Cropster Agro's share price has posted multibagger returns just this year so far. The small-cap stock has more than doubled its investor wealth in January, and rallied over 212 percent in 2024 YTD.
February is the third straight month of gain with the stock surging over 183 percent in January. It rose 25 percent in December 2023.
In today's session, the stock hit its 5 percent upper circuit limit, reaching an all-time high of ₹671.10. It has soared 415 percent from its 52-week low of ₹130.35, hit on September 13, 2023.
This notable uptrend reflects the strong market interest and positive sentiment for the stock, signaling a record-breaking performance for the company in the current market conditions.
An investment of ₹1 lakh in this stock in December last year would have turned into ₹3.12 lakh now.
In the last 1 year, the stock has rallied over 299 percent.
Looking at the long-term performance, the shares produced significant returns, as in the last three years, they have zoomed 2404 percent from ₹26.80 in January 2021.

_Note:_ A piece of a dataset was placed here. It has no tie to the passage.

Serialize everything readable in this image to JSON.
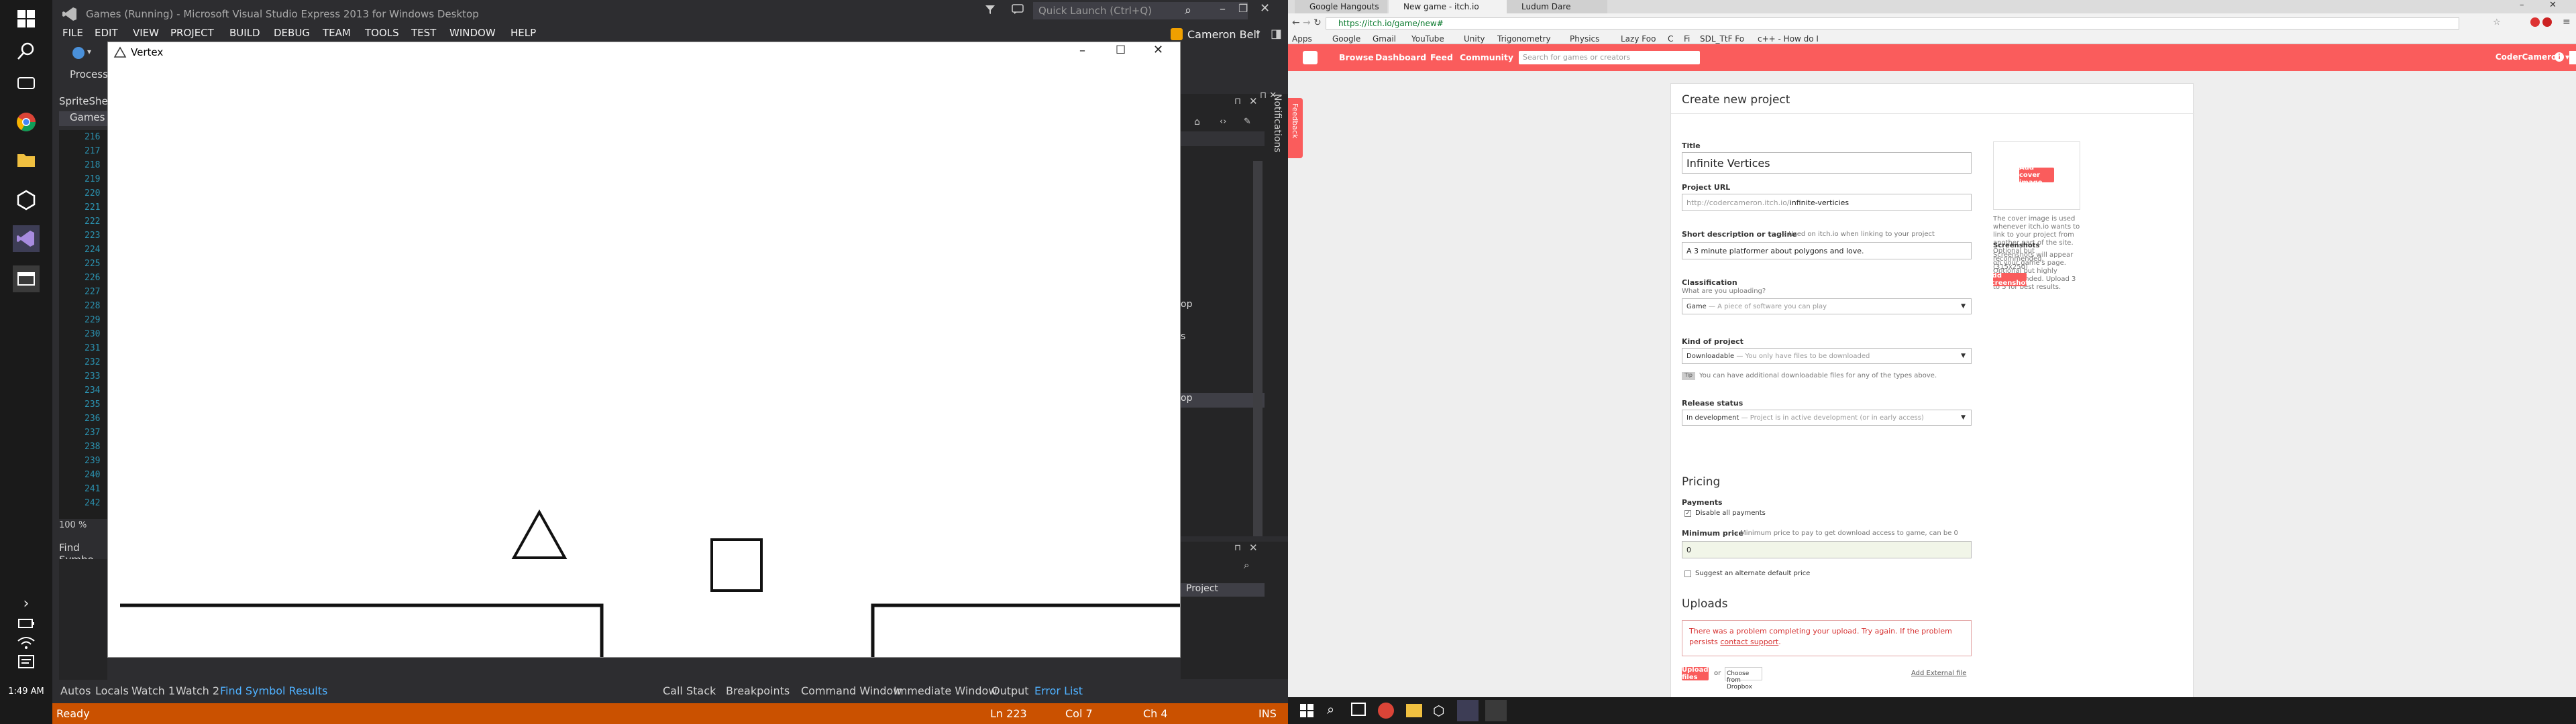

According to ICICI Direct, the stock has witnessed strong momentum with its price above short, medium, and long-term moving averages. It is efficient in managing assets to generate profits - ROA has improved in the last 2 years, added ICICI.
The company has posted growth in net profit with increasing profit margin (QoQ) with increasing revenue every quarter for the past 3 quarters and increasing profits every quarter for the past 2 quarters, informed ICICI.
1) Inefficient use of capital to generate profits - RoCE has declined in the last 2 years
2) Poor cash generated from core business - Declining cash flow from operations for the last 2 years
3) Low Piotroski Score: Companies with weak financials
4) Annual net profit declining for last 2 years
5) Book value per share deteriorating for the last 2 years
In the December quarter results (Q3FY24), the company posted a profit of ₹4.64 crore as against a loss of ₹1 lakh in the same quarter last year. Meanwhile, its profit in the September quarter came in at ₹78 lakh.
The company is engaged in the trading of chemicals, plastic, and rubber items. It was formerly known as Planter's Polysacks Limited and changed its name to Cropster Agro Limited in July 2023. The company was incorporated in 1985 and is based in Ahmadabad, India.
While the stock's noteworthy returns may catch the eye, it is crucial to highlight the inherent risks associated with small-cap stocks. These stocks, often characterised by their smaller market capitalisation, come with a reputation for high volatility and speculative nature. Given their unpredictable and sometimes erratic behavior, such stocks are considered unsuitable for investors who favor a more risk-averse investment approach. It is prudent for investors to exercise caution and conduct thorough research before considering any investment in this category.
Even for risk-tolerant investors, it is advisable to exercise caution and allocate only a small portion of their overall investment portfolio to these high-risk assets. Diversification remains a key principle in managing risk, and relying on a single, volatile asset class can expose an investor to undue uncertainties.
Given the complexities associated with such stocks, seeking professional guidance from a qualified financial advisor is paramount.
Disclaimer: This story is for educational purposes only. Please speak to an investment advisor before making any investment decisions.